I am unschooling my children. Unschooling is defined by people in different ways. Some may look at this blog and gasp at how I can use that word to describe our educational philosophy. It is true though. I define unschooling as natural child-led learning. This is found from the first moment your baby opens her eyes. I believe unschooling should be part of every educational experience.
We are eclectic homeschoolers and unschooling is only part of our educational philosophy. It has great merits and it is what I use until the child nears age 5. Around the age of 5 I add some structure to my children’s learning. This doesn’t prevent unschooling because unschooling is not something that is done for a few hours each day. It is a lifestyle. It is about providing the child with access to educational materials and toys. It is about entering in discussions and conversations to stimulate learning. It is feeding a child’s interest. It is about demonstrating curiosity. It is a lifestyle of learning.
Because we have parent-directed instruction, it does not negate unschooling. Unschooling is a lifestyle that still exists outside formal schooling. In fact, formal schooling can incite new interests that are pursued after formal schooling is finished.
At age 6 and 8, it was not uncommon for my boys to finish their structured work for the day and go right into chasing after their own educational interests. One son might go off and blog or play a computer phonics game and another might go off and read a book or surf astronomy sites online. These are things I encourage.
Here is a picture of my daughter at 26 months. At that age she was structure-free. One day she wanted to draw in her chair. As I put her in her chair I asked her if she wanted to play with the letters that I was putting away because she had asked about them earlier that morning.
She had fun looking at all the letters and wanted me to name many for her. This was followed by a drawing session or should I say a scribbling session where she asked me to draw some things like ice cream and color a fish.

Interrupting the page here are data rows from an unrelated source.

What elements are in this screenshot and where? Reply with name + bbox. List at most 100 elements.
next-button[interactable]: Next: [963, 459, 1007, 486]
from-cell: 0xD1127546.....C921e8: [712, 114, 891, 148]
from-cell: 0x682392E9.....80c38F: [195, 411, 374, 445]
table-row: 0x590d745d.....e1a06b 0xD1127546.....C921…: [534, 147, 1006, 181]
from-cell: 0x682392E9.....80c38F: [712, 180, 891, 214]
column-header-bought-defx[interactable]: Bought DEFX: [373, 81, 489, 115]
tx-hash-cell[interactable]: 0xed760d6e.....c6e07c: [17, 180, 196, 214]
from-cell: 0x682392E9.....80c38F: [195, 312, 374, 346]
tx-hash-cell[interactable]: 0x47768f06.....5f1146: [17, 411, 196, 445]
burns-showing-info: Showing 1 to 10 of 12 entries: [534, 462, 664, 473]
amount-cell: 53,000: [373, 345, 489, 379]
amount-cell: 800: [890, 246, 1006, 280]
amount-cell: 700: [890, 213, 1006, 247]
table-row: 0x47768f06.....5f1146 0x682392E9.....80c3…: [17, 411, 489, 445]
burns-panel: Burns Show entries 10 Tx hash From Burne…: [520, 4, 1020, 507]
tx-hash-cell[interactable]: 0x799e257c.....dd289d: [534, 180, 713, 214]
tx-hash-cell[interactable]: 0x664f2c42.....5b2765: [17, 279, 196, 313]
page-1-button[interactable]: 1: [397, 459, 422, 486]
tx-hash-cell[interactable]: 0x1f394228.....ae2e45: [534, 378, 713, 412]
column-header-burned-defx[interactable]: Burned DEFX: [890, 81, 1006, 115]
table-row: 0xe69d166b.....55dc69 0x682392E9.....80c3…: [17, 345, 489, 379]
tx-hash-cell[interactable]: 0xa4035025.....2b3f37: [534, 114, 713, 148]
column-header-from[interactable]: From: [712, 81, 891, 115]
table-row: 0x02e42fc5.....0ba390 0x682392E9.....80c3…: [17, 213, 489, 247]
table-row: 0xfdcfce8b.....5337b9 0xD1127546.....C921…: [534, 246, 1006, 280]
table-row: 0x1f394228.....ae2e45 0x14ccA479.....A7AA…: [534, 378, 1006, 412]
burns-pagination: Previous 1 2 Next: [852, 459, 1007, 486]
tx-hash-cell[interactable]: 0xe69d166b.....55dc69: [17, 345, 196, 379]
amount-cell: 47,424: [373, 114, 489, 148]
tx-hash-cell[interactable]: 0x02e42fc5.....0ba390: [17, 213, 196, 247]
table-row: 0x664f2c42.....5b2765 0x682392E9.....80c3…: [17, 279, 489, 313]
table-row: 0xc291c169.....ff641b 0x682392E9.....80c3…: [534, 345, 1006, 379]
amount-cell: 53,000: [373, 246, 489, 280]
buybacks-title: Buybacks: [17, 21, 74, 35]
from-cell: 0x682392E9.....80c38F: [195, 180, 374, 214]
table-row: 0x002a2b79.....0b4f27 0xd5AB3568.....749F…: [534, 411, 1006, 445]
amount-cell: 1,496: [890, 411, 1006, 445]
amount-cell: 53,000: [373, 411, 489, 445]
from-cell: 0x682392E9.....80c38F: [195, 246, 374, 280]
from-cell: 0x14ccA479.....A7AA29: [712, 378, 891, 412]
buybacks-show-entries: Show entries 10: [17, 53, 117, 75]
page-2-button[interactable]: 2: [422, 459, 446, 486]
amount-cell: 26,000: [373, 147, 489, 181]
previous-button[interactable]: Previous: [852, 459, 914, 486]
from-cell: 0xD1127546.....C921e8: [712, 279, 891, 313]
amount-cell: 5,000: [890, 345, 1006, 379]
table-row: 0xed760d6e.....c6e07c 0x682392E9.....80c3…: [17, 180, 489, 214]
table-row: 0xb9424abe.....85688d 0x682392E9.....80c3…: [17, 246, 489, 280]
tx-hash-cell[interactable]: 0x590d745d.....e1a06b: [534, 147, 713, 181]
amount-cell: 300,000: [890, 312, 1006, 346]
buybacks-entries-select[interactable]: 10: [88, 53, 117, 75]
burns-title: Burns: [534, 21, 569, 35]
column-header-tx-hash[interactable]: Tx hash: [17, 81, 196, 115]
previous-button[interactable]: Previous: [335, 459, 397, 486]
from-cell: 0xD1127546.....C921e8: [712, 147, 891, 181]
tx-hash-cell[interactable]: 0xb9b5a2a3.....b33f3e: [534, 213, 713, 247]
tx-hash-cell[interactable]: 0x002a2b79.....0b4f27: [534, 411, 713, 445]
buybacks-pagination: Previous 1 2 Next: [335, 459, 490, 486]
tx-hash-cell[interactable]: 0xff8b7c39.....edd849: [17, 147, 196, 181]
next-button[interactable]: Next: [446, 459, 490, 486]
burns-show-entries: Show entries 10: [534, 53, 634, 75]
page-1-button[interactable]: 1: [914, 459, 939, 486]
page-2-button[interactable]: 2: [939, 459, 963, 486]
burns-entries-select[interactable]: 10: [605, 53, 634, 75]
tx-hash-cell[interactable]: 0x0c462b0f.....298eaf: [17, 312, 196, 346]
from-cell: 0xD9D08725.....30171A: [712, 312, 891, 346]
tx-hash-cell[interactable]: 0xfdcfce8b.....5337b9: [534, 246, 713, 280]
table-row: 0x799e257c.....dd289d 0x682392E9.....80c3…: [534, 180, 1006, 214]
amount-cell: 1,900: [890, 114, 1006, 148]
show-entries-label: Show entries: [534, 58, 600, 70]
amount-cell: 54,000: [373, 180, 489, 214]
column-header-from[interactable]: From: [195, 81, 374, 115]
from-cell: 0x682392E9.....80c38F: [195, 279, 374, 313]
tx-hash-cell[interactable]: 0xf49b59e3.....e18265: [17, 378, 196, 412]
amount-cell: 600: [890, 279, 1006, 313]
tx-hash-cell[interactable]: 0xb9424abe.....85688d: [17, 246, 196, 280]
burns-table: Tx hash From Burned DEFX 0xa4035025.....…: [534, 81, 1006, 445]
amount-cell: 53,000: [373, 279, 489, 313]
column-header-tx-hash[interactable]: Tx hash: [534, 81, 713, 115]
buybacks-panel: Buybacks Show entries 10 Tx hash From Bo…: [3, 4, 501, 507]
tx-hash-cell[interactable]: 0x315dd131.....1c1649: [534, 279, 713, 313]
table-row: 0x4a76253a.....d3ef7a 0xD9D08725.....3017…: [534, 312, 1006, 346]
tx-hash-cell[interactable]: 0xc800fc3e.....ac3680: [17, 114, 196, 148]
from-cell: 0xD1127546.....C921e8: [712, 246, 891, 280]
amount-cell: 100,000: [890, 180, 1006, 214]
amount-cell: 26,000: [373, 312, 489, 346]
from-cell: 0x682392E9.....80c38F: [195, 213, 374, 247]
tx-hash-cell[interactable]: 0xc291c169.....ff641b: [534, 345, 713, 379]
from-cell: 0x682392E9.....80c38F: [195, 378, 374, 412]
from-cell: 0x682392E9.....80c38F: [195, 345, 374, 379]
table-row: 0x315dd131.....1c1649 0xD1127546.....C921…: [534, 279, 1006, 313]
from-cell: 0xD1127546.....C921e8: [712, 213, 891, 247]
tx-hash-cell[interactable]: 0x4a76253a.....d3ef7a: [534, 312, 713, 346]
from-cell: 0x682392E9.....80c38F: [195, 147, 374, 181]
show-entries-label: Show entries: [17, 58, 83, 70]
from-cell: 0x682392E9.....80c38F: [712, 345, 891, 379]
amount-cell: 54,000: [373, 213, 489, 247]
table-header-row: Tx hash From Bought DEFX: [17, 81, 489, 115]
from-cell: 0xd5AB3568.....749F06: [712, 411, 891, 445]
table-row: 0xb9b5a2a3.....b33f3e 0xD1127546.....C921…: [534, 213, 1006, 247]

Fast forward to today and my little girl is now 10. Her days are filled with a mixture of structured learning and unschooling. She will spend hours drawing, acting out stories, or writing her stories down.
Now that my boys are teenagers, they spend more time in structured learning. That still doesn’t prohibit a lifestyle of learning. While their educational interests are built-in to their structured school day, they will often want to further pursue those interests in-depth on weekends or at times during the day when they aren’t involved in any structured learning.
Unschooling is beneficial. It is important. I do think it helps foster a love for learning that can last a life time. I believe learning should be fun although there will always be some things that won’t be enjoyable. Structured schooling has introduced new interests and enabled my children to learn how to work through something difficult. Unschooling provides a lifestyle of learning that drives my children’s interests and creates a sense of curiosity about the world. I believe combining structured schooling with unschooling provides my children the best of both worlds.